Circuit with Passive Elements, Transient Simulation

The next example is a dual rc ladder, and we want to do a transient simulation. The input is a voltage waveform (a pulse) versus time, and the output is a waveform as well, as you might see on an oscilloscope. This is our circuit:

The netlist then is

.title dual rc ladder
R1 int in 10k
V1 in 0 dc 0 PULSE (0 5 1u 1u 1u 1 1)
R2 out int 1k
C1 int 0 1u
C2 out 0 100n
.end

We shall now discuss the voltage source V1. In the previous example it just emits a constant 1V. Now it is more complex. The manual says in chapt. 4.1.1:

For a pulse we have to add PULSE(VL VH TD TR TF PW PER PHASE) to the DC voltage of our voltage source, where VL is the starting, VH the end voltage, TD a delay, TR and TF are rise and fall times, PW is the pulse width, PER the period of repetition, PHASE a phase shift.

We have a pulse from 0 to 5 V, the delay before the pulse starts, its rise and fall times are all 1 us. Pulse width and pulse period are 1 s each, far beyond our intended simulation time. Phase does not matter here, we omit it. So here we apply just the rising edge of the pulse.

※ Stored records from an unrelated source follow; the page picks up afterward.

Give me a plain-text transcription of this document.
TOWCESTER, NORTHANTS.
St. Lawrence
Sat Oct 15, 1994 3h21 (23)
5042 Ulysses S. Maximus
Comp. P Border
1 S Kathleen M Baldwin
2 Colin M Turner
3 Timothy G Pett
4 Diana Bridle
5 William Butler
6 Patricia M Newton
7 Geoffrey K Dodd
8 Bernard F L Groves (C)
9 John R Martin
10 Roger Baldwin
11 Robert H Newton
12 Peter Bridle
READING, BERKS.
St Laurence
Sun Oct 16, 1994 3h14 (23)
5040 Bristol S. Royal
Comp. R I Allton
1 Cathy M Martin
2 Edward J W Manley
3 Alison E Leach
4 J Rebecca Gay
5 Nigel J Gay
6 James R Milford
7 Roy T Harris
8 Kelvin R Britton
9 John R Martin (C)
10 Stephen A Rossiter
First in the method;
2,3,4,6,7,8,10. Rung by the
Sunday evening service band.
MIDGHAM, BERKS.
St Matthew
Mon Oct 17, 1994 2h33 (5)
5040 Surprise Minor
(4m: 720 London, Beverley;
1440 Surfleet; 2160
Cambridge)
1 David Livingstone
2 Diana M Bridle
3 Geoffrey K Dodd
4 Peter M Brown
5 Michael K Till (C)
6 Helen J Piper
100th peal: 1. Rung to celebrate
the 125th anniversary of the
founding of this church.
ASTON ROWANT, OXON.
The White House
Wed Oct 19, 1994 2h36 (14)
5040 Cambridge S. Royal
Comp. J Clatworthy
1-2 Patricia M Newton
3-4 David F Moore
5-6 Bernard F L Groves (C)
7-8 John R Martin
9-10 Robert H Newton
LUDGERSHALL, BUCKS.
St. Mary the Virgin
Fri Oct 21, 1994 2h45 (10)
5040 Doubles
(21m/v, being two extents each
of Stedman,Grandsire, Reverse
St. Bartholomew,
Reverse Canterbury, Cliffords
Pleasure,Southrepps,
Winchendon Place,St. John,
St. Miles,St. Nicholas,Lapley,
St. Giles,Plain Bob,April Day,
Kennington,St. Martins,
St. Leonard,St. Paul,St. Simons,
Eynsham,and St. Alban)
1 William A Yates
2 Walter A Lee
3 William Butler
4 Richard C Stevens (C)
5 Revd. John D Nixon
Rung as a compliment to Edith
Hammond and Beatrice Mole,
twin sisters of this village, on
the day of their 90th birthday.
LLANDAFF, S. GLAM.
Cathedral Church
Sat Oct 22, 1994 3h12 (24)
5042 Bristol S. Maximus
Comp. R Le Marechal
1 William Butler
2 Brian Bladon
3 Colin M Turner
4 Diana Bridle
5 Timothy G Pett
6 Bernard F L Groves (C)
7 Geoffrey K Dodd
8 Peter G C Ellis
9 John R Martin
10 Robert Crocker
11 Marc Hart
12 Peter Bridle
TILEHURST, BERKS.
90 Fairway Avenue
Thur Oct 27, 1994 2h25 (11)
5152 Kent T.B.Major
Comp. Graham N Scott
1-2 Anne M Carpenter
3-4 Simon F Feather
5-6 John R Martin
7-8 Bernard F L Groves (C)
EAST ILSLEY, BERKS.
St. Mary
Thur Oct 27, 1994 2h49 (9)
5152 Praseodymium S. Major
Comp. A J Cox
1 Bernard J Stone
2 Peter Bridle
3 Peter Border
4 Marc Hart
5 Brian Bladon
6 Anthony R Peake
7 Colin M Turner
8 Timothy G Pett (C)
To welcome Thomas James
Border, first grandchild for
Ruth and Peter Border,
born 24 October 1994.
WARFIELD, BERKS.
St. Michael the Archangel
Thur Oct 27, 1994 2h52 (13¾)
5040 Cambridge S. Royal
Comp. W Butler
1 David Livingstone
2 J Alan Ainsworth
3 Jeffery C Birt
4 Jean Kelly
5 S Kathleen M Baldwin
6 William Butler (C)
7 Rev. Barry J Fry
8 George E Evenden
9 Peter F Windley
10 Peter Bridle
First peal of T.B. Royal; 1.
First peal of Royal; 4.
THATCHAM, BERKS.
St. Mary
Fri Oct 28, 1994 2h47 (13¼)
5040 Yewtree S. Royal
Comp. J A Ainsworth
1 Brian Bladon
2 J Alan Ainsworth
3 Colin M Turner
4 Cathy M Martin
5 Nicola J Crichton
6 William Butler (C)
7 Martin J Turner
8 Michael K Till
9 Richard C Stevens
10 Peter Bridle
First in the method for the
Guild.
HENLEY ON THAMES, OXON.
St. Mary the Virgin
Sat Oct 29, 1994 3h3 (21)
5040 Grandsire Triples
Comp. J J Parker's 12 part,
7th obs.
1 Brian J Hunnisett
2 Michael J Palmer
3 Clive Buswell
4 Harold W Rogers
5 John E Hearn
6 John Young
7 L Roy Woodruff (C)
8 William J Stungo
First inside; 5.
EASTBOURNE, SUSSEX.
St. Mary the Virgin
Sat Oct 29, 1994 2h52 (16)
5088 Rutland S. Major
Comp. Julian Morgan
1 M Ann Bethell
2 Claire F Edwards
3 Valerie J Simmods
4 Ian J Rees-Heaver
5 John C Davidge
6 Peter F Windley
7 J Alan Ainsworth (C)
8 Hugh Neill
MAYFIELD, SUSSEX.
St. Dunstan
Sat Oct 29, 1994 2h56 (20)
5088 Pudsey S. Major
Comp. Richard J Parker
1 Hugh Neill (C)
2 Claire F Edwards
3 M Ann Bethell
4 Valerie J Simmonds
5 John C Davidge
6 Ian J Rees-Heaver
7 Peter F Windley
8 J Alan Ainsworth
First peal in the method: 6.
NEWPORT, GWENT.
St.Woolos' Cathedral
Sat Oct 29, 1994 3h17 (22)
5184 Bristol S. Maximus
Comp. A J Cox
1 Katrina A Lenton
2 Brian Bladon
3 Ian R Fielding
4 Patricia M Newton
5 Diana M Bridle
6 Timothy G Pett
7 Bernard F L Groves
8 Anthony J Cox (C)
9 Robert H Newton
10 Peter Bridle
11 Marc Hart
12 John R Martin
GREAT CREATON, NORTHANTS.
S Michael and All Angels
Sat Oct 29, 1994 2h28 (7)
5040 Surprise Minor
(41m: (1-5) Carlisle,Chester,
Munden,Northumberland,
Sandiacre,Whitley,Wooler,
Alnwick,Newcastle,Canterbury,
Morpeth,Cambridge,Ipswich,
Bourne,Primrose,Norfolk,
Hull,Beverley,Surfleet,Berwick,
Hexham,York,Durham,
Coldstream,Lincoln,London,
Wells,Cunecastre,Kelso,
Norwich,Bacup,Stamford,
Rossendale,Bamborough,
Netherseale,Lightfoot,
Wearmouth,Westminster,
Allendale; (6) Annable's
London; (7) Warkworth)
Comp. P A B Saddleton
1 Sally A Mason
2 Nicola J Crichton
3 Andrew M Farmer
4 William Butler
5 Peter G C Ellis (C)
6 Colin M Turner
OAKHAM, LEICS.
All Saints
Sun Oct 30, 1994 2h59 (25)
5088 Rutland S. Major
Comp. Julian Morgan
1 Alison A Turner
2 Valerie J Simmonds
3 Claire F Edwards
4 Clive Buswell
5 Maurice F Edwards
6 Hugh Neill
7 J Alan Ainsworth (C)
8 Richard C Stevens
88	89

What is now the simulation time we will need? The time constant of our low pass filter is dominated by R1C1 and is about 1uF*10kOhm = 10ms. So we might be well off by starting at 0 and simulate until 50 ms. We should use 1000 points, so step size is 50 us. Thus, when you have loaded the circuit, the simulation command now is:

tran 50u 50m

The result is shown after plotting with command plot in int out. The voltages at nodes int and out barely differ. This is because the first R1C1 dominates the circuit. The time constant of the second R2C2 is a factor of 100 smaller, so charging C2 is quick and easy compared to charging C1. The voltage at input node in rises so fast that you do not see its slope.